Impact on markets and investors
❖ The structured purchase programme has calmed investors’ anxieties.
❖ It has reduced the spread between the repo rate and the 10-year government bond yield.
❖ A decline in yield is also better for the equity markets because money starts flowing out of debt investments to equity investments.
❖ This means that as bond yields go down, the equity markets tend to outperform by a bigger margin and vice versa.
❖ Also, when bond yields go up, the cost of capital goes up.
❖ So, when bond yields go up, it is a signal that corporates will have to pay a higher interest cost on debt.
❖ As debt servicing costs go higher, the risk of bankruptcy and default also increases.
❖ This typically makes mid-cap and highly leveraged companies vulnerable.

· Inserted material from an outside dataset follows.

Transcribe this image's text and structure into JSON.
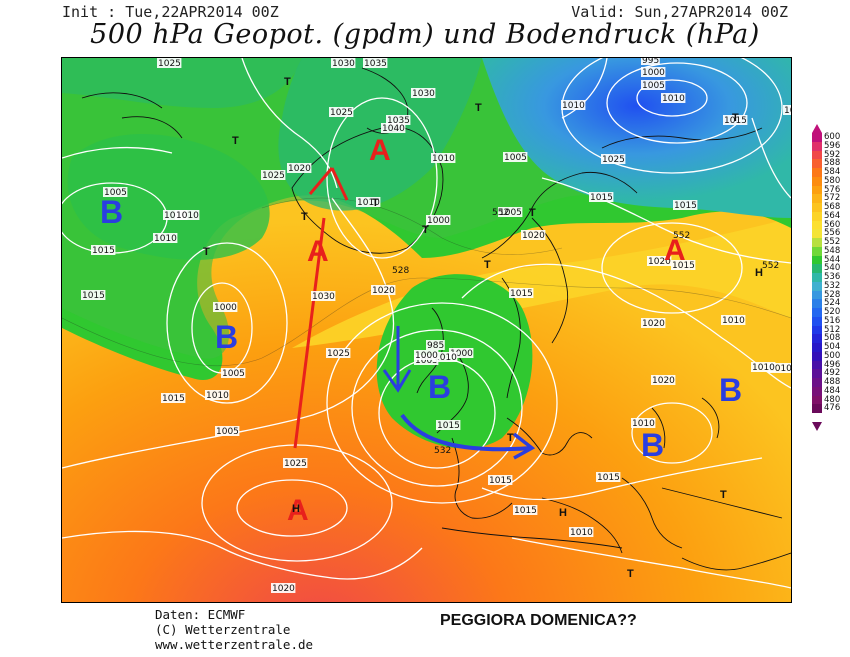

Factors that RBI keen on keeping yields in check
❖ The RBI has been aiming to keep yields lower because this reduces borrowing costs for the government.
❖ Meanwhile, it prevents any upward movement in lending rates in the market.
❖ On the other hand, a rise in bond yields will put pressure on interest rates in the banking system.
❖ This, in turn, will lead to a hike in lending rates.
❖ The RBI wants to keep interest rates steady to kick-start investments.
❖ If yields come down, the RBI will be able to bring down the cost of government borrowing for 2021-22, which is set at Rs 12.05 lakh crore.
❖ Potential changes in the US monetary policy direction and Fed bond yields are the biggest risk factors for the Indian bond market in 2021.
❖ Notwithstanding this risk, bond yields may remain in a tight range in near future supported by RBI’s bond purchases.
❖ Over the medium term, inflation and potential monetary policy normalisation will play a more important role in shaping the interest rate trajectory.
❖ It is expected that the market interest rates would move higher gradually over the next 1-2 years.
❖ The rest also depends on other global factors.